Go check it out so you too can see how people who have conflicting interests yet contractual relationships can find themselves on the brink of war.

  1. yankeessuckameanone - May 29, 2014 at 1:23 PM

    Why don’t these cry babies just build higher stands to see over obstacles to view the field.

    • mreezybreezy - May 29, 2014 at 2:15 PM

      Article 6.1 of this contract actually makes this seem like it’s a possible avenue to explore. There are more than likely laws that prohibit building that high, but what’s to say they couldn’t rewrite the law so that Ald. Tunney and his merry band of leeches couldn’t build higher and allow the Cubs to build a new stadium? Everyone wins.

  2. jerze2387 - May 29, 2014 at 1:58 PM

    If the rooftop owners were pocketing all the profits, id say the cubs havd a right to shut them out. BUT, since the cubs have been taking a cut, and also have a contract, they should have to honor it just as much as the rooftop owners had to honor giving a cut. Theyve paid their part, now the Cubs have to hold up their end.

  3. jm91rs - May 29, 2014 at 2:21 PM

    I’ve always found this arrangement odd, but just seeing the picture posted here makes me think the cubs could fork over some money to make at least some of these stands / buildings taller (as long as the structure beneath it could handle that) to see over the new boards they’re putting up.

  4. IsThird - May 29, 2014 at 2:28 PM

    The last sentence on 6.6 seems to be cut and dry in the Cubs favor.

  5. 4cornersfan - May 29, 2014 at 2:49 PM

    Under sections 5 and 6 it is pretty clear that if the Cubs want to renovate the way they want they are going to have to buy out the remainder of the contract.

  6. 18thstreet - May 29, 2014 at 3:35 PM

    Can a knowledgeable person answer a few nonsarcastic questions for me?

    (1) Who gets to sit in those rooftop seats? Are they available to the general public, or do you have to have a friend who lives in the building get you access?

    (2) If they’re available to the public, how much do they cost?

    (3) Why would someone prefer to sit in seats that far from the field when seats inside Wrigley Field are (in my opinion) pretty reasonably prices?

    • hk62 - May 29, 2014 at 3:46 PM

      http://www.wrigleyrooftops.com or http://www.beyondtheivy.com

      Go there – to get the answers, and as a baseball fan with a long standing dislike for the Cubs, you’d have to pay me to watch a game from one of those roof tops. In the park, different story.

    • raysfan1 - May 29, 2014 at 4:33 PM

      http://www.wrigleyrooftops.com

      The website has ticket prices and tries to explain why someone might prefer that to being inside the park. Not me though.

    • DJ MC - May 29, 2014 at 6:09 PM

      Originally, it was a neighborhood thing. You would literally go up there with a folding chair and a cooler and watch the game just like you might watch a sunset from your building roof anywhere else.

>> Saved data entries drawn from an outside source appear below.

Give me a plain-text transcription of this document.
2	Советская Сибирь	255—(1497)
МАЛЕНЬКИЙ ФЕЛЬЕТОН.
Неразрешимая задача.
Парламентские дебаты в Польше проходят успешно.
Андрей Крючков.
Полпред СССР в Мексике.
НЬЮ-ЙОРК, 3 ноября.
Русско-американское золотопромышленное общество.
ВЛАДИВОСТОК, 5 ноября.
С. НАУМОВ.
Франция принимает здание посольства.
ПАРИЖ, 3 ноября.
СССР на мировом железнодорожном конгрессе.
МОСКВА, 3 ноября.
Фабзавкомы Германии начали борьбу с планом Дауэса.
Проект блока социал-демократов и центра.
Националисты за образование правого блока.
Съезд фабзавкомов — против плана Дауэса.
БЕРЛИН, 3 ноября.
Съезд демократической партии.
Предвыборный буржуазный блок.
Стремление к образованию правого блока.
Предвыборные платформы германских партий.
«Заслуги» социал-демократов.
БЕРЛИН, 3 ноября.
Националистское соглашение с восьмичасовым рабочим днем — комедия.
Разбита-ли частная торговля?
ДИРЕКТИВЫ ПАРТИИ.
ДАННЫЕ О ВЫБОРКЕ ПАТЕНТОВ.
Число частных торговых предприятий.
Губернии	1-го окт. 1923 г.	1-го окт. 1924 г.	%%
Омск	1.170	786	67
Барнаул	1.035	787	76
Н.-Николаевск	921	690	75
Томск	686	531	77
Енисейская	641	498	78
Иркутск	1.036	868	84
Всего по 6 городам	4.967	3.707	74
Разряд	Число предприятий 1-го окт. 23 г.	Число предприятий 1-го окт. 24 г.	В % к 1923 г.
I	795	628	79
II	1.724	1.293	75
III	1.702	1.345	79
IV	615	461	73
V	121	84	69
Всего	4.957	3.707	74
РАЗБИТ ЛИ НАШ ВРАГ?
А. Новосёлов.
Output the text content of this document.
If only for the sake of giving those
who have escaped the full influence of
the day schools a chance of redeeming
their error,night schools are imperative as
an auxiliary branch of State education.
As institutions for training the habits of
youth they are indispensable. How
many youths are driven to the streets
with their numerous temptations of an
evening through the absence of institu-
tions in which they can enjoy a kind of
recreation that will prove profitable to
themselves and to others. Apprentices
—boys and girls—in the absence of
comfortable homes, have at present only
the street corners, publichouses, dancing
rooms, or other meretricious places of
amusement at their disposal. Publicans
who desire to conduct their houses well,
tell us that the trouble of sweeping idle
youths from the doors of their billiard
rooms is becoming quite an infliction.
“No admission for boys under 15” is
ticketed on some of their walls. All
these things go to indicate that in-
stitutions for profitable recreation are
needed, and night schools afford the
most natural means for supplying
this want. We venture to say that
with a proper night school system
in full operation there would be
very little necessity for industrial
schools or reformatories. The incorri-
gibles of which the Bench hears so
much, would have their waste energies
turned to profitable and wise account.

      Then, like so much about Wrigley Field, once it became part of the popular culture it become something where the public wanted to get up there, and the building owners started first charging, then later building special facilities for watching the games.

      Now you can buy tickets, and I believe some areas are rented out like most ballparks rent suites.

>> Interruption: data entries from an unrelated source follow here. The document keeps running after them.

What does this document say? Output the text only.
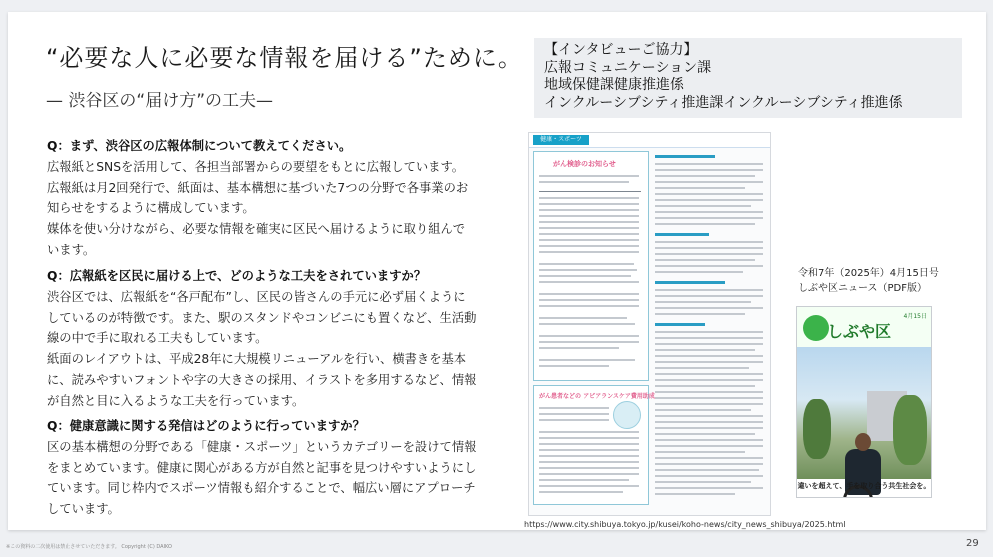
“必要な人に必要な情報を届ける”ために。
— 渋谷区の“届け方”の工夫—
【インタビューご協力】
広報コミュニケーション課
地域保健課健康推進係
インクルーシブシティ推進課インクルーシブシティ推進係
Q：まず、渋谷区の広報体制について教えてください。

広報紙とSNSを活用して、各担当部署からの要望をもとに広報しています。

広報紙は月2回発行で、紙面は、基本構想に基づいた7つの分野で各事業のお知らせをするように構成しています。

媒体を使い分けながら、必要な情報を確実に区民へ届けるように取り組んでいます。

Q：広報紙を区民に届ける上で、どのような工夫をされていますか？

渋谷区では、広報紙を“各戸配布”し、区民の皆さんの手元に必ず届くようにしているのが特徴です。また、駅のスタンドやコンビニにも置くなど、生活動線の中で手に取れる工夫もしています。

紙面のレイアウトは、平成28年に大規模リニューアルを行い、横書きを基本に、読みやすいフォントや字の大きさの採用、イラストを多用するなど、情報が自然と目に入るような工夫を行っています。

Q：健康意識に関する発信はどのように行っていますか？

区の基本構想の分野である「健康・スポーツ」というカテゴリーを設けて情報をまとめています。健康に関心がある方が自然と記事を見つけやすいようにしています。同じ枠内でスポーツ情報も紹介することで、幅広い層にアプローチしています。

健康・スポーツ
がん検診のお知らせ
がん患者などの アピアランスケア費用助成
https://www.city.shibuya.tokyo.jp/kusei/koho-news/city_news_shibuya/2025.html
令和7年（2025年）4月15日号
しぶや区ニュース（PDF版）
しぶや区
4月15日
違いを超えて、手を取り合う共生社会を。
※この資料の二次使用は禁止させていただきます。 Copyright (C) DAIKO	29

    • jlovenotjlo - May 30, 2014 at 7:18 AM

      It’s more of a party than anything. The rooftop ticket generally includes an all you can eat and drink special to go with it, and any good Midwesterner loves an all you can eat buffet.

      • 18thstreet - May 30, 2014 at 9:01 AM

        How much does it cost? I mean, at Camden Yards (where there is good food), I could eat a lot of good food for, say, $60 plus $20 worth of beer. Now, I’m a skinny guy, so let’s say that any good Midwestern would spend $100 on the food.

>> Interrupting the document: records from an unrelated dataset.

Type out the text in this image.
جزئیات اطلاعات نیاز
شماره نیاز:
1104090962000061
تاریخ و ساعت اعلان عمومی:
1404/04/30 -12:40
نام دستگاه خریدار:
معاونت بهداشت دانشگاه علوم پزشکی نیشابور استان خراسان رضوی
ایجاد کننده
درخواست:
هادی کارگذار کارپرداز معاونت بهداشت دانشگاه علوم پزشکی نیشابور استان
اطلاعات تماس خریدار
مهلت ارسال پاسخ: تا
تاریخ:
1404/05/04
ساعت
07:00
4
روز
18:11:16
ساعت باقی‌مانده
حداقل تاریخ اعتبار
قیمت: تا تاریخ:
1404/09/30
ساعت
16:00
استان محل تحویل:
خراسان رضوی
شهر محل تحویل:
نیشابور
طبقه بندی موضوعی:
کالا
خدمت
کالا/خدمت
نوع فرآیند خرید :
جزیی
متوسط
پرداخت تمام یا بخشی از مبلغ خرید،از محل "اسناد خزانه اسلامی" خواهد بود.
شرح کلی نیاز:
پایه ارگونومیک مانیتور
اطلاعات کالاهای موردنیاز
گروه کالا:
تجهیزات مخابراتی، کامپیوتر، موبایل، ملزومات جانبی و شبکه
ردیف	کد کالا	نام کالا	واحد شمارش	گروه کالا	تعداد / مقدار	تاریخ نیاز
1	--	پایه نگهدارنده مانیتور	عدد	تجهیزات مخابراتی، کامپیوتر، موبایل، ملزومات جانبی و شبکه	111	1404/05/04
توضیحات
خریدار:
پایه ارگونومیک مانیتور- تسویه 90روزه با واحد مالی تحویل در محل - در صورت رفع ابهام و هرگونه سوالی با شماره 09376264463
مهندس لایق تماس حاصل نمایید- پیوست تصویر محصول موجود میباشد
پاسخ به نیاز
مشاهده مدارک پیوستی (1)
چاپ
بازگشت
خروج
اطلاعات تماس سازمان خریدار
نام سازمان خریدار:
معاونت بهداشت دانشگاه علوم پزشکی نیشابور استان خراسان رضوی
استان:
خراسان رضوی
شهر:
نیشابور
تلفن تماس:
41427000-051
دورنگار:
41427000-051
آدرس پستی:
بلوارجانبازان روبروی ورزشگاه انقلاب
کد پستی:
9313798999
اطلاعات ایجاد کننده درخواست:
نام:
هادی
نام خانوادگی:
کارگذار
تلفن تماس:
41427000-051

        The seats themselves are worse than the seats at the park. I don’t get it.

  7. hk62 - May 29, 2014 at 3:52 PM

    4.3.c combined with 6.6 – Cubs Win, but they get 50% of their Royalty payments back (from point the contract started) – Cubs have to get the work done in 8 years from start date though, that might be an issue.

  8. RoyHobbs39 - May 30, 2014 at 8:58 AM

    If there are that many people taking in that view, why don’t they sell some ad space above the stands on top of the roof?